Dept of Energy: CO2 Emissions Rose in 2007

The U.S. Energy Information Administration (part of the Department of Energy) has found that carbon dioxide emissions (CO2) emissions in the U.S. from burning fossil fuels increased by 1.6 percent last year. The preliminary report found that the causes include weather conditions that drove a higher demand for heating/cooling and a higher carbon intensity of electricity supply.

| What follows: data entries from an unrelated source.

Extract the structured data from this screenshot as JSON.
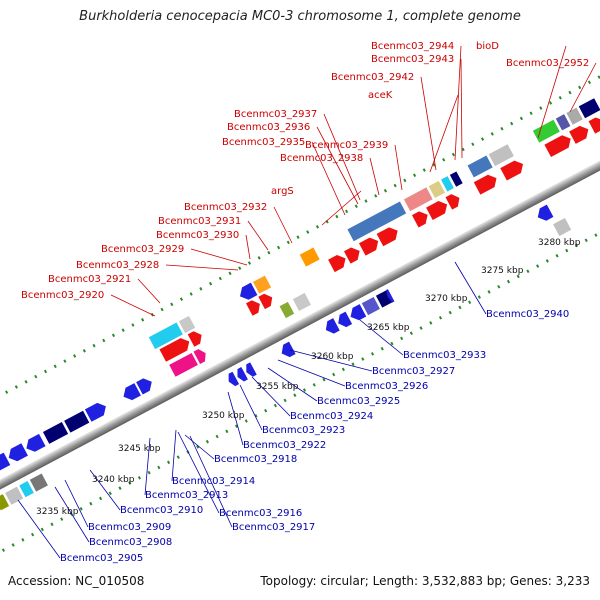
{
  "title": "Burkholderia cenocepacia MC0-3 chromosome 1, complete genome",
  "footer": {
    "accession": "Accession: NC_010508",
    "topology": "Topology: circular; Length: 3,532,883 bp; Genes: 3,233"
  },
  "colors": {
    "upper_label": "#cc0000",
    "lower_label": "#0000aa",
    "backbone": "#a0a0a0",
    "tick_dots": "#2a8a2a"
  },
  "ticks": [
    {
      "label": "3235 kbp"
    },
    {
      "label": "3240 kbp"
    },
    {
      "label": "3245 kbp"
    },
    {
      "label": "3250 kbp"
    },
    {
      "label": "3255 kbp"
    },
    {
      "label": "3260 kbp"
    },
    {
      "label": "3265 kbp"
    },
    {
      "label": "3270 kbp"
    },
    {
      "label": "3275 kbp"
    },
    {
      "label": "3280 kbp"
    }
  ],
  "upper_labels": [
    {
      "text": "Bcenmc03_2944"
    },
    {
      "text": "Bcenmc03_2943"
    },
    {
      "text": "bioD"
    },
    {
      "text": "Bcenmc03_2952"
    },
    {
      "text": "Bcenmc03_2942"
    },
    {
      "text": "aceK"
    },
    {
      "text": "Bcenmc03_2937"
    },
    {
      "text": "Bcenmc03_2936"
    },
    {
      "text": "Bcenmc03_2935"
    },
    {
      "text": "Bcenmc03_2939"
    },
    {
      "text": "Bcenmc03_2938"
    },
    {
      "text": "argS"
    },
    {
      "text": "Bcenmc03_2932"
    },
    {
      "text": "Bcenmc03_2931"
    },
    {
      "text": "Bcenmc03_2930"
    },
    {
      "text": "Bcenmc03_2929"
    },
    {
      "text": "Bcenmc03_2928"
    },
    {
      "text": "Bcenmc03_2921"
    },
    {
      "text": "Bcenmc03_2920"
    }
  ],
  "lower_labels": [
    {
      "text": "Bcenmc03_2940"
    },
    {
      "text": "Bcenmc03_2933"
    },
    {
      "text": "Bcenmc03_2927"
    },
    {
      "text": "Bcenmc03_2926"
    },
    {
      "text": "Bcenmc03_2925"
    },
    {
      "text": "Bcenmc03_2924"
    },
    {
      "text": "Bcenmc03_2923"
    },
    {
      "text": "Bcenmc03_2922"
    },
    {
      "text": "Bcenmc03_2918"
    },
    {
      "text": "Bcenmc03_2914"
    },
    {
      "text": "Bcenmc03_2913"
    },
    {
      "text": "Bcenmc03_2910"
    },
    {
      "text": "Bcenmc03_2916"
    },
    {
      "text": "Bcenmc03_2909"
    },
    {
      "text": "Bcenmc03_2917"
    },
    {
      "text": "Bcenmc03_2908"
    },
    {
      "text": "Bcenmc03_2905"
    }
  ]
}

Other findings (from the news release):
  • CO2 emissions from residential and commercial sectors increased by 4.4 percent and 4.3 percent respectively, as heating degree-days rose by 6.7 percent and cooling degree-days rose by 2.6 percent.
  • Industrial CO2 emissions fell by 0.1 percent, continuing a trend of falling emissions since 2004.
  • Transportation-related emissions, which account for about a third of total energy-related CO2 emissions, increased by 0.1 percent.
  • With combined industrial and transportation emissions essentially flat, all the growth in emissions came from the residential and commercial sectors.
  • When electric power sector emissions are considered as a whole rather than being attributed to the end-use sectors that consume electricity, they are the largest single source of U.S. carbon dioxide emissions, representing 40 percent of total emissions. In 2007, emissions from the electric power sector increased by about 71 MMTCO2 or 3 percent, while power generation increased by 2.5 percent. The increase in the emissions intensity of generation of 0.5 percent reflects, among other factors, a decline in non-fossil-fueled generation, as increased generation from wind and nuclear power of 6 and 19 billion kilowatthours, respectively, did not offset a drop in hydro-generation of 40 billion kilowatthours (kWh).

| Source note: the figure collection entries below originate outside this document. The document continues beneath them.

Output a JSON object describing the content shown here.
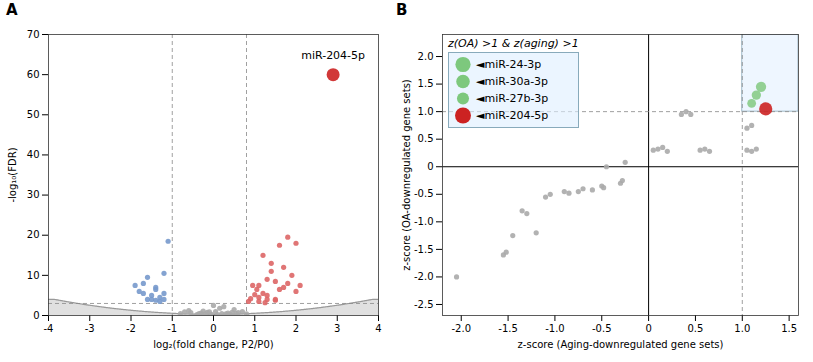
{
  "chart_data": [
    {
      "type": "scatter",
      "title": "A",
      "xlabel": "log₂(fold change, P2/P0)",
      "ylabel": "-log₁₀(FDR)",
      "xlim": [
        -4,
        4
      ],
      "ylim": [
        0,
        70
      ],
      "xticks": [
        -4,
        -3,
        -2,
        -1,
        0,
        1,
        2,
        3,
        4
      ],
      "yticks": [
        0,
        10,
        20,
        30,
        40,
        50,
        60,
        70
      ],
      "series": [
        {
          "color": "#aaaaaa",
          "values": [
            [
              -0.05,
              0.3
            ],
            [
              0.1,
              0.2
            ],
            [
              0.2,
              0.5
            ],
            [
              -0.15,
              0.8
            ],
            [
              0.05,
              1.0
            ],
            [
              0.3,
              0.4
            ],
            [
              -0.3,
              0.6
            ],
            [
              0.4,
              0.3
            ],
            [
              -0.4,
              0.2
            ],
            [
              0.6,
              0.7
            ],
            [
              -0.6,
              1.2
            ],
            [
              0.5,
              1.5
            ],
            [
              -0.2,
              0.4
            ],
            [
              0.15,
              1.8
            ],
            [
              -0.1,
              0.9
            ],
            [
              0.25,
              2.2
            ],
            [
              -0.25,
              1.1
            ],
            [
              0.35,
              0.6
            ],
            [
              -0.35,
              0.5
            ],
            [
              0.0,
              2.5
            ],
            [
              0.45,
              0.8
            ],
            [
              0.55,
              0.5
            ],
            [
              -0.55,
              0.7
            ],
            [
              0.7,
              1.0
            ],
            [
              -0.7,
              0.9
            ],
            [
              0.8,
              0.4
            ],
            [
              -0.8,
              0.5
            ]
          ]
        },
        {
          "color": "#7799cc",
          "values": [
            [
              -1.2,
              5.5
            ],
            [
              -1.4,
              7.0
            ],
            [
              -1.6,
              9.5
            ],
            [
              -1.8,
              6.0
            ],
            [
              -1.3,
              4.5
            ],
            [
              -1.5,
              5.0
            ],
            [
              -1.7,
              8.0
            ],
            [
              -1.2,
              10.5
            ],
            [
              -1.4,
              6.5
            ],
            [
              -1.6,
              4.0
            ],
            [
              -1.9,
              7.5
            ],
            [
              -1.1,
              18.5
            ],
            [
              -1.3,
              3.5
            ],
            [
              -1.5,
              4.0
            ],
            [
              -1.7,
              5.5
            ],
            [
              -1.2,
              4.0
            ],
            [
              -1.4,
              3.8
            ]
          ]
        },
        {
          "color": "#dd6666",
          "values": [
            [
              1.1,
              7.5
            ],
            [
              1.3,
              9.0
            ],
            [
              1.5,
              8.5
            ],
            [
              1.7,
              7.0
            ],
            [
              1.9,
              10.0
            ],
            [
              1.2,
              5.5
            ],
            [
              1.6,
              6.5
            ],
            [
              1.4,
              11.0
            ],
            [
              1.8,
              8.0
            ],
            [
              2.0,
              6.0
            ],
            [
              1.1,
              4.5
            ],
            [
              1.3,
              5.0
            ],
            [
              1.5,
              4.0
            ],
            [
              1.7,
              12.0
            ],
            [
              2.1,
              7.5
            ],
            [
              1.2,
              15.0
            ],
            [
              1.6,
              17.5
            ],
            [
              1.4,
              13.0
            ],
            [
              1.8,
              19.5
            ],
            [
              2.0,
              18.0
            ],
            [
              1.1,
              3.5
            ],
            [
              1.3,
              4.0
            ],
            [
              1.5,
              3.8
            ],
            [
              1.0,
              5.2
            ],
            [
              0.9,
              4.2
            ],
            [
              0.85,
              3.5
            ],
            [
              1.05,
              6.5
            ],
            [
              1.25,
              3.2
            ],
            [
              0.95,
              7.5
            ]
          ]
        },
        {
          "color": "#cc2222",
          "marker": "large",
          "values": [
            [
              2.9,
              60.0
            ]
          ]
        }
      ],
      "threshold_curve": {
        "a": 0.3,
        "b": 0.25,
        "max": 4,
        "color": "#999999"
      },
      "rules": [
        {
          "axis": "x",
          "value": -1.0,
          "line_style": "dashed"
        },
        {
          "axis": "x",
          "value": 0.8,
          "line_style": "dashed"
        },
        {
          "axis": "y",
          "value": 3.0,
          "line_style": "dashed"
        }
      ],
      "annotations": [
        {
          "text": "miR-204-5p",
          "x": 2.9,
          "y": 60.0
        }
      ]
    },
    {
      "type": "scatter",
      "title": "B",
      "xlabel": "z-score (Aging-downregulated gene sets)",
      "ylabel": "z-score (OA-downregulated gene sets)",
      "xlim": [
        -2.2,
        1.6
      ],
      "ylim": [
        -2.7,
        2.4
      ],
      "xticks": [
        {
          "value": -2,
          "label": "-2.0"
        },
        -1.5,
        {
          "value": -1,
          "label": "-1.0"
        },
        -0.5,
        0,
        0.5,
        {
          "value": 1,
          "label": "1.0"
        },
        1.5
      ],
      "yticks": [
        -2.5,
        {
          "value": -2,
          "label": "-2.0"
        },
        -1.5,
        {
          "value": -1,
          "label": "-1.0"
        },
        -0.5,
        0,
        0.5,
        {
          "value": 1,
          "label": "1.0"
        },
        1.5,
        {
          "value": 2,
          "label": "2.0"
        }
      ],
      "series": [
        {
          "color": "#aaaaaa",
          "values": [
            [
              -2.05,
              -2.0
            ],
            [
              -1.55,
              -1.6
            ],
            [
              -1.52,
              -1.55
            ],
            [
              -1.45,
              -1.25
            ],
            [
              -1.35,
              -0.8
            ],
            [
              -1.3,
              -0.85
            ],
            [
              -1.2,
              -1.2
            ],
            [
              -1.1,
              -0.55
            ],
            [
              -1.05,
              -0.5
            ],
            [
              -0.9,
              -0.45
            ],
            [
              -0.85,
              -0.48
            ],
            [
              -0.75,
              -0.45
            ],
            [
              -0.7,
              -0.4
            ],
            [
              -0.6,
              -0.42
            ],
            [
              -0.5,
              -0.35
            ],
            [
              -0.48,
              -0.38
            ],
            [
              -0.45,
              0.0
            ],
            [
              -0.3,
              -0.3
            ],
            [
              -0.28,
              -0.25
            ],
            [
              -0.25,
              0.08
            ],
            [
              0.05,
              0.3
            ],
            [
              0.1,
              0.32
            ],
            [
              0.15,
              0.35
            ],
            [
              0.2,
              0.28
            ],
            [
              0.35,
              0.95
            ],
            [
              0.4,
              1.0
            ],
            [
              0.45,
              0.95
            ],
            [
              0.55,
              0.3
            ],
            [
              0.6,
              0.32
            ],
            [
              0.65,
              0.28
            ],
            [
              1.05,
              0.3
            ],
            [
              1.1,
              0.28
            ],
            [
              1.15,
              0.32
            ],
            [
              1.05,
              0.7
            ],
            [
              1.1,
              0.75
            ]
          ]
        },
        {
          "color": "#88cc88",
          "values": [
            [
              1.2,
              1.45
            ],
            [
              1.15,
              1.3
            ],
            [
              1.1,
              1.15
            ]
          ],
          "sizes": [
            55,
            45,
            40
          ]
        },
        {
          "color": "#cc2222",
          "values": [
            [
              1.25,
              1.05
            ]
          ],
          "sizes": [
            90
          ]
        }
      ],
      "rules": [
        {
          "axis": "x",
          "value": 0.0,
          "line_style": "solid"
        },
        {
          "axis": "y",
          "value": 0.0,
          "line_style": "solid"
        },
        {
          "axis": "x",
          "value": 1.0,
          "line_style": "dashed"
        },
        {
          "axis": "y",
          "value": 1.0,
          "line_style": "dashed"
        }
      ],
      "highlight": {
        "x1": 1.0,
        "y1": 1.0,
        "x2": 1.6,
        "y2": 2.4,
        "color": "#ddeeff"
      },
      "legend": "upper left",
      "legend_title": "z(OA) >1 & z(aging) >1",
      "legend_items": [
        {
          "label": "◄miR-24-3p",
          "size": 120,
          "color": "#7dc87d"
        },
        {
          "label": "◄miR-30a-3p",
          "size": 95,
          "color": "#7dc87d"
        },
        {
          "label": "◄miR-27b-3p",
          "size": 75,
          "color": "#7dc87d"
        },
        {
          "label": "◄miR-204-5p",
          "size": 160,
          "color": "#cc2222"
        }
      ]
    }
  ]
}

A full report on all global warming emissions in 2007 will be issued in November 2008.


qtsoul said...

The government should really take this seriously, co2 emissions not only affect the weather but also our health. People should take responsibly in doing their part. GO GREEN!

MB said...

I've just been checking the degree days for a few major US cities at Degree Indeed there were more degree days in 2007 than in 2006.

But I'm always sceptical when degree days are used to explain changes in energy consumption. It's very easy to choose a calculation process and figures to support whatever it is you want to show (typically justification for an increase in energy consumption). It's less common for degree days to be used to explain a reduction in energy consumption!